To ensure that you and your spouse are paying the least amount of tax jointly, it is usually best for both of you to work with one accountant. This ensures that the accountant is fully aware of both situations such as, who is claiming the credit, as well as the correct taxable income of both spouses.
The following credits can transfer or be utilized on one spouse or the other:
- Married Credit
- Child Credit
- Age Credit
- Pension Credit
- Disability Credit
- Children's Fitness Credit
- Children's Arts Credit
- First-time Home Buyers Credit
- Tuition and Education Credit
- Medical expense credit
- Donation credit
Income splitting is another area that should be considered in order to maximize the use of the lower tax bracket and tax credits. If one spouse has income well into the middle tax bracket or higher and the other spouse is well under the top of the low bracket then it saves tax if you can lower the higher income spouse's income and add it to the lower income spouse.

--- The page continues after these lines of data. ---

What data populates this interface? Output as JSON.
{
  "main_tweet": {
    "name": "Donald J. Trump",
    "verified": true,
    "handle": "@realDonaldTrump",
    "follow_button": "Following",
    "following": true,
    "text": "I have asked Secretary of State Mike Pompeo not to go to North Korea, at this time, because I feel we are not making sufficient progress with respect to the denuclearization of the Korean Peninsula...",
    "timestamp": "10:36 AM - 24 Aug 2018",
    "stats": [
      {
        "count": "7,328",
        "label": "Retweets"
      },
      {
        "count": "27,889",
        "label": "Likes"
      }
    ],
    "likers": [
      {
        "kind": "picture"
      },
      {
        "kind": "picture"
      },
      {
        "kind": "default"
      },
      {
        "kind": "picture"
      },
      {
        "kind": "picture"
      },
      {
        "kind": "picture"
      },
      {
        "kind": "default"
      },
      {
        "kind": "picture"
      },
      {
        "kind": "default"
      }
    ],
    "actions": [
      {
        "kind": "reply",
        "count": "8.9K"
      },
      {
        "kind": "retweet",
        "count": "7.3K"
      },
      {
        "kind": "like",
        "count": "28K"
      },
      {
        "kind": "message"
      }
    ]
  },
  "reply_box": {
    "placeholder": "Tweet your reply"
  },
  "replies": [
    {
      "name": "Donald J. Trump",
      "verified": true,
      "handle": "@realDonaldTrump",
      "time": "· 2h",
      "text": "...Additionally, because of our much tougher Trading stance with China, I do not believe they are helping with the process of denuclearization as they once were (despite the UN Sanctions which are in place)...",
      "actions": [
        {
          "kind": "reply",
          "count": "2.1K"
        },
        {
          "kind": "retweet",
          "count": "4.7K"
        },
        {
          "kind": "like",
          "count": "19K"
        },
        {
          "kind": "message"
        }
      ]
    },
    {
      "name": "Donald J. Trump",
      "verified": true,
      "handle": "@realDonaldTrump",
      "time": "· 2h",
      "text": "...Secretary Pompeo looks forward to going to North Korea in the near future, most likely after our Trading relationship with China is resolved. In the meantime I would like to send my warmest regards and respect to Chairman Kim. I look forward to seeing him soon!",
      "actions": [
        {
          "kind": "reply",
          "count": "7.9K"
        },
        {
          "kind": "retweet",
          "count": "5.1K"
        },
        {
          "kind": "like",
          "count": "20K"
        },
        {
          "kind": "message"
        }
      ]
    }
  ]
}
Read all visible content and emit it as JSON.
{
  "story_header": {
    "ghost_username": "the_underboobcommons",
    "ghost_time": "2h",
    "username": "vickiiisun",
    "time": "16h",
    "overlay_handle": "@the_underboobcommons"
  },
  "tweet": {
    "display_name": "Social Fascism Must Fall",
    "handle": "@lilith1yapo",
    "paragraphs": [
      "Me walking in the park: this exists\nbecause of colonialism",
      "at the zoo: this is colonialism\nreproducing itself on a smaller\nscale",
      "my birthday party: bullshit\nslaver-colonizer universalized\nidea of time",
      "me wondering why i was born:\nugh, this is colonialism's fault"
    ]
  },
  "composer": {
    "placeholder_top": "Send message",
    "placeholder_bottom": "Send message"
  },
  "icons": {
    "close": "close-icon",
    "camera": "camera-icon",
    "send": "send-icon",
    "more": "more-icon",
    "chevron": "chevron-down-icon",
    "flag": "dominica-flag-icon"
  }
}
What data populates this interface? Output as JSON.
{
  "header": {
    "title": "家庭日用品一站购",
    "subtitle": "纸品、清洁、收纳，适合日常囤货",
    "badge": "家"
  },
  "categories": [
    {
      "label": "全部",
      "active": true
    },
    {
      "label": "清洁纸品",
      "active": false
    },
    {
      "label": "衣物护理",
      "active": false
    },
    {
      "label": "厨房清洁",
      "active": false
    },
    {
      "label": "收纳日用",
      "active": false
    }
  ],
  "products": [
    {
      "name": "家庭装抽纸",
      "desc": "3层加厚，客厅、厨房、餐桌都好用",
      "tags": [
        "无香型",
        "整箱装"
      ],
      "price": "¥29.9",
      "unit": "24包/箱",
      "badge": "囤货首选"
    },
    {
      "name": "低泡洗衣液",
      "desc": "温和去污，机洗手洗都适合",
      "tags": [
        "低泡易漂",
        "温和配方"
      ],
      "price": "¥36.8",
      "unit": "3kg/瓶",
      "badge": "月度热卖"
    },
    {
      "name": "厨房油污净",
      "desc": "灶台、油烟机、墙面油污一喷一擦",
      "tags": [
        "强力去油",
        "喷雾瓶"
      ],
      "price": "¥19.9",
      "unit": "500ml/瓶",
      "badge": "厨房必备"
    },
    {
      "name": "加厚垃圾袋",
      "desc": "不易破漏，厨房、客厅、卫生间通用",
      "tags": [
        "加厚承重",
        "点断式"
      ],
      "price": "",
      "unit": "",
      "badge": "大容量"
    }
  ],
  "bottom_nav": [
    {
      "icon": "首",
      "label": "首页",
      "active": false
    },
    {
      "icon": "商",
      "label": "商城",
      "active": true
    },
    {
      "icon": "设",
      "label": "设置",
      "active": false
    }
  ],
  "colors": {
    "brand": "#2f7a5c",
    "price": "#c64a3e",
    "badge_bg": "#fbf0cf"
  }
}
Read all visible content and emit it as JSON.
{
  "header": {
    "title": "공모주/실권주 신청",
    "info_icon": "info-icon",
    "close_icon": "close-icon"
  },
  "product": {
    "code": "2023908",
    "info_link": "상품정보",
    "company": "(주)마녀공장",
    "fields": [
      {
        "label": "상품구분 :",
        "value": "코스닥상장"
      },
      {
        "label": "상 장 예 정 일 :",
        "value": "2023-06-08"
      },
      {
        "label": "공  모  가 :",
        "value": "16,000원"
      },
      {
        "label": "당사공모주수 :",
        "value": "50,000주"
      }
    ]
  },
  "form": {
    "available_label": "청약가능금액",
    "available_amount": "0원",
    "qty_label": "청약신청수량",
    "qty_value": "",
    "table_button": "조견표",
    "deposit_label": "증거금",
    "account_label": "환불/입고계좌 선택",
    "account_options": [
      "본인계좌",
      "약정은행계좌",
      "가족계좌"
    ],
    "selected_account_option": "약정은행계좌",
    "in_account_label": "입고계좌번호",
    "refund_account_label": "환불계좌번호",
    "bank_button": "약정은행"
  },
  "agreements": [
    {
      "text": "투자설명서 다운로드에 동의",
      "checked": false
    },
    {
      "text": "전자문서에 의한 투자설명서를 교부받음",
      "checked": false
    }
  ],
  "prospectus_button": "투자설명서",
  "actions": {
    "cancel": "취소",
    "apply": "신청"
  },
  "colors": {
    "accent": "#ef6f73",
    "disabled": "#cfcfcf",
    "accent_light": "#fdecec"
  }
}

Some methods of doing this:
- Business owners or farmers can pay a legitimate wage to their spouse or consider setting up a partnership or corporation to allow income to be split
- Utilize the pension splitting provision to split RRIF, RSP, and employment pensions between spouses
- Take advantage of CPP equalization between spouses
- Highest income spouse invest in spousal RRSPs to reduce their current income and allow for future transfer of income to other spouse when withdrawn after 3 years from last contribution
As you can see from the above credits and benefits, it is wise that both spouses deal with one accountant in order to ensure that every credit and benefit is being used and maximized.